In case anyone missed it, James Frey has spoken in-depth to a reporter – Laura Barton, writing for The Guardian – for the first time since the massive controversy over his Oprah-anointed but exaggerated “memoir,” A Million Little Pieces. The interview makes for a longish and frustrating and not very rewarding piece, so we’ll save you some time by highlighting the most salient points.
1. All that media attention sure has made for a rough few months.
2. People on the street understand, though. “Most people just say they loved the books, or it helped them, or someone they knew.”
3. Doubleday surely must have known from the start that Pieces was a “manipulated manuscript.”
4. Frey was a cultural scapegoat. “People feel frustrated by a lot of distortions by politicians, by members of the media, by movie stars, by tabloid journalists, and it was like a sorta confluence of events that I happened to be in the middle of.”
5. The Smoking Gun, the website that broke the news of the book’s falsehoods, was just doing its job – but really, it’s kind of a sleazy job, innit? “Their job is to get people to come to their website, to look at what they do. I just never thought that I was that big a target.”
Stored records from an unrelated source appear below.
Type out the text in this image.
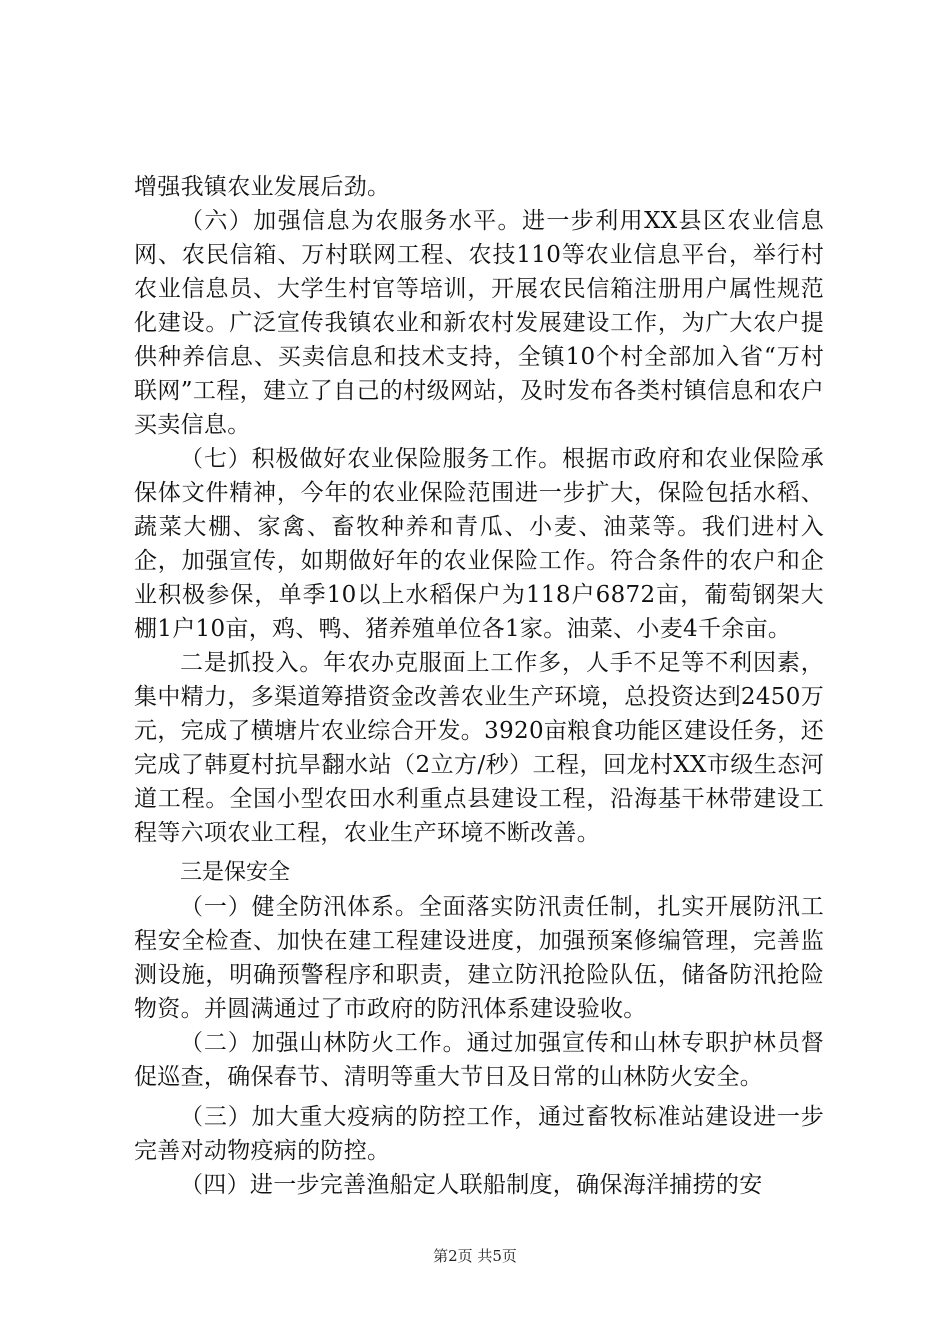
增强我镇农业发展后劲。

（六）加强信息为农服务水平。进一步利用XX县区农业信息网、农民信箱、万村联网工程、农技110等农业信息平台，举行村农业信息员、大学生村官等培训，开展农民信箱注册用户属性规范化建设。广泛宣传我镇农业和新农村发展建设工作，为广大农户提供种养信息、买卖信息和技术支持，全镇10个村全部加入省“万村联网”工程，建立了自己的村级网站，及时发布各类村镇信息和农户买卖信息。

（七）积极做好农业保险服务工作。根据市政府和农业保险承保体文件精神，今年的农业保险范围进一步扩大，保险包括水稻、蔬菜大棚、家禽、畜牧种养和青瓜、小麦、油菜等。我们进村入企，加强宣传，如期做好年的农业保险工作。符合条件的农户和企业积极参保，单季10以上水稻保户为118户6872亩，葡萄钢架大棚1户10亩，鸡、鸭、猪养殖单位各1家。油菜、小麦4千余亩。

二是抓投入。年农办克服面上工作多，人手不足等不利因素，集中精力，多渠道筹措资金改善农业生产环境，总投资达到2450万元，完成了横塘片农业综合开发。3920亩粮食功能区建设任务，还完成了韩夏村抗旱翻水站（2立方/秒）工程，回龙村XX市级生态河道工程。全国小型农田水利重点县建设工程，沿海基干林带建设工程等六项农业工程，农业生产环境不断改善。

三是保安全

（一）健全防汛体系。全面落实防汛责任制，扎实开展防汛工程安全检查、加快在建工程建设进度，加强预案修编管理，完善监测设施，明确预警程序和职责，建立防汛抢险队伍，储备防汛抢险物资。并圆满通过了市政府的防汛体系建设验收。

（二）加强山林防火工作。通过加强宣传和山林专职护林员督促巡查，确保春节、清明等重大节日及日常的山林防火安全。

（三）加大重大疫病的防控工作，通过畜牧标准站建设进一步完善对动物疫病的防控。

（四）进一步完善渔船定人联船制度，确保海洋捕捞的安

第2页 共5页
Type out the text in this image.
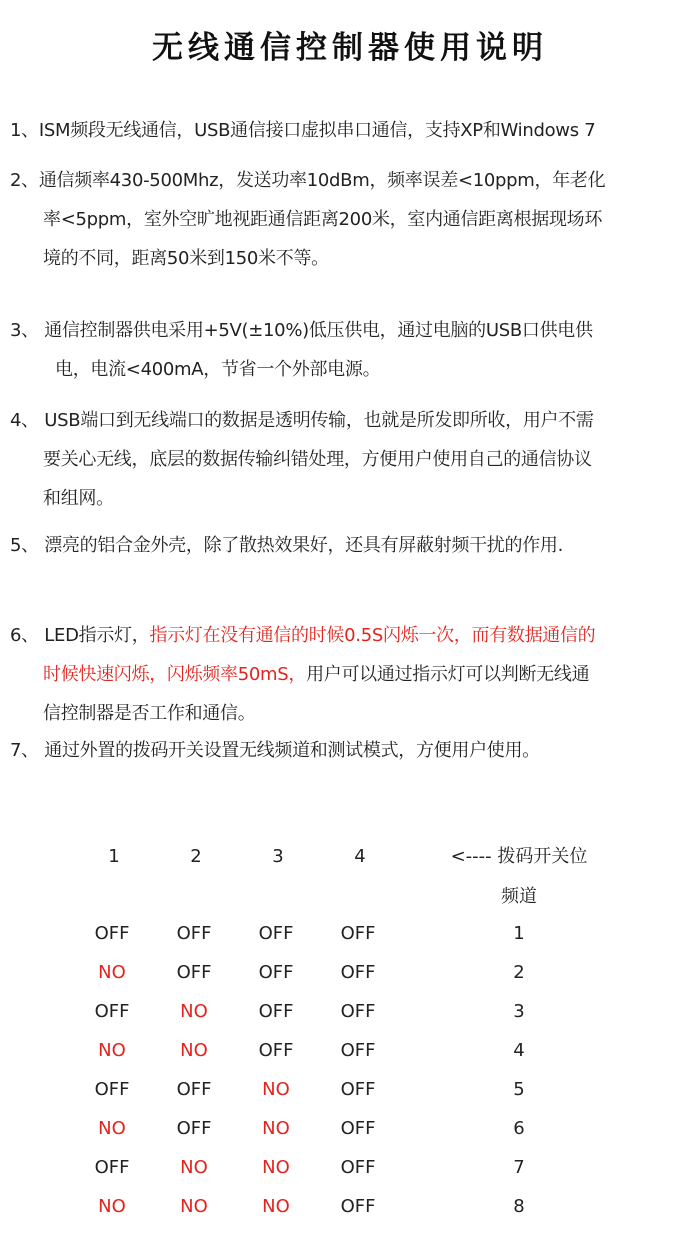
无线通信控制器使用说明
1、ISM频段无线通信，USB通信接口虚拟串口通信，支持XP和Windows 7
2、通信频率430-500Mhz，发送功率10dBm，频率误差<10ppm，年老化
率<5ppm，室外空旷地视距通信距离200米，室内通信距离根据现场环
境的不同，距离50米到150米不等。
3、 通信控制器供电采用+5V(±10%)低压供电，通过电脑的USB口供电供
电，电流<400mA，节省一个外部电源。
4、 USB端口到无线端口的数据是透明传输，也就是所发即所收，用户不需
要关心无线，底层的数据传输纠错处理，方便用户使用自己的通信协议
和组网。
5、 漂亮的铝合金外壳，除了散热效果好，还具有屏蔽射频干扰的作用.
6、 LED指示灯，指示灯在没有通信的时候0.5S闪烁一次，而有数据通信的
时候快速闪烁，闪烁频率50mS，用户可以通过指示灯可以判断无线通
信控制器是否工作和通信。
7、 通过外置的拨码开关设置无线频道和测试模式，方便用户使用。
1	2	3	4	<---- 拨码开关位
频道
OFF	OFF	OFF	OFF	1
NO	OFF	OFF	OFF	2
OFF	NO	OFF	OFF	3
NO	NO	OFF	OFF	4
OFF	OFF	NO	OFF	5
NO	OFF	NO	OFF	6
OFF	NO	NO	OFF	7
NO	NO	NO	OFF	8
6. He did have an anesthesia-free root canal – or at least, that’s what’s “true to my memory.”
7. North Americans can’t grasp the nuances of the dance between fiction and non- because they’re simply unsophisticated. “I think it has in certain ways to do with being a young culture, with being a culture that has less of an artistic and literary canon than some of the older European cultures.”
8. The publishers and agents who disowned Frey during the controversy are still making lots of money from his work.
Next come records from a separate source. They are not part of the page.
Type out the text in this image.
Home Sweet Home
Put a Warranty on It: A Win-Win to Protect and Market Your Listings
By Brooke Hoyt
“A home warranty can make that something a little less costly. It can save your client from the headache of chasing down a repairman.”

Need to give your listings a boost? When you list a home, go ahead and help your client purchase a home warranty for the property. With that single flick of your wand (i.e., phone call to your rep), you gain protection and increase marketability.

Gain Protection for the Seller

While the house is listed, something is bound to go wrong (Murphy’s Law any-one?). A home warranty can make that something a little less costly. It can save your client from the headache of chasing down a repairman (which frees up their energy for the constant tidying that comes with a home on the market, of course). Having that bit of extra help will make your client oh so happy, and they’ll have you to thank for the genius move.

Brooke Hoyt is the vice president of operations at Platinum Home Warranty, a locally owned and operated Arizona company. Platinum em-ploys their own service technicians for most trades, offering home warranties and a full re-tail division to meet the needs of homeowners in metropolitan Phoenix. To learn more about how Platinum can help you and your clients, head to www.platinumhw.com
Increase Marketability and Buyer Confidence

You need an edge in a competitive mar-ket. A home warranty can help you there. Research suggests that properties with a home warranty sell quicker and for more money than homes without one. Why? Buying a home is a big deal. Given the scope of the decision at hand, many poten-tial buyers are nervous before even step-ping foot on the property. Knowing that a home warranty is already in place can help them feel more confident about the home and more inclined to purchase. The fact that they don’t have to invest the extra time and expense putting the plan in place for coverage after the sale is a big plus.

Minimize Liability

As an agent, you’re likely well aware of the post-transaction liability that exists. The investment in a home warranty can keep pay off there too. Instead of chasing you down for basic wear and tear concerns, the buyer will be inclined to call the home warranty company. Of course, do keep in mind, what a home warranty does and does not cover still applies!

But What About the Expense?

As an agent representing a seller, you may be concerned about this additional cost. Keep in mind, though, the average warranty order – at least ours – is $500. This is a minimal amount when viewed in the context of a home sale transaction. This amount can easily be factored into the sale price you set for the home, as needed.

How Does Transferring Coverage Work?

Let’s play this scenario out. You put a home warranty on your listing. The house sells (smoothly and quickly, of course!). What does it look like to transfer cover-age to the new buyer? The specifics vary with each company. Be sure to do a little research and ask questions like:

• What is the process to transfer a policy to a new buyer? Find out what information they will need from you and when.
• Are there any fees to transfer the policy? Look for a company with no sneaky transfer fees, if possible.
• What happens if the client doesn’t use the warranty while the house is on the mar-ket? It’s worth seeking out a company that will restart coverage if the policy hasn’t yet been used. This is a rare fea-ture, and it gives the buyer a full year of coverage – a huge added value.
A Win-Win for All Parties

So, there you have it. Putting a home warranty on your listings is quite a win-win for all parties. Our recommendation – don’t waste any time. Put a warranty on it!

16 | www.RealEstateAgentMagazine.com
Actually, he may have a point with that last one.
A couple of points that are intriguingly not explored in the article are: (a) How has Frey spent the money he’s made? Has he given any of it away? And (b) If the book was always meant to be a kind of postmodern freeplay of fact and fiction, why did he repeatedly insist that every word was true until it was proven otherwise?
Anyway, lest we think that the Frey fiasco has soured the market on confessional memoirs, writer Choire Sicha sets us straight with a feature in The New York Observer. And the story looks at the interesting question of where the policies of Alcoholics Anonymous — to which many such memoirists belong — fit in. “Members of A.A. have been struggling with the significance of that second ‘A’ for more than half a century. Within the group, members openly discuss their alcoholism; outside the group, they refrain from discussing their membership. That’s the theory.”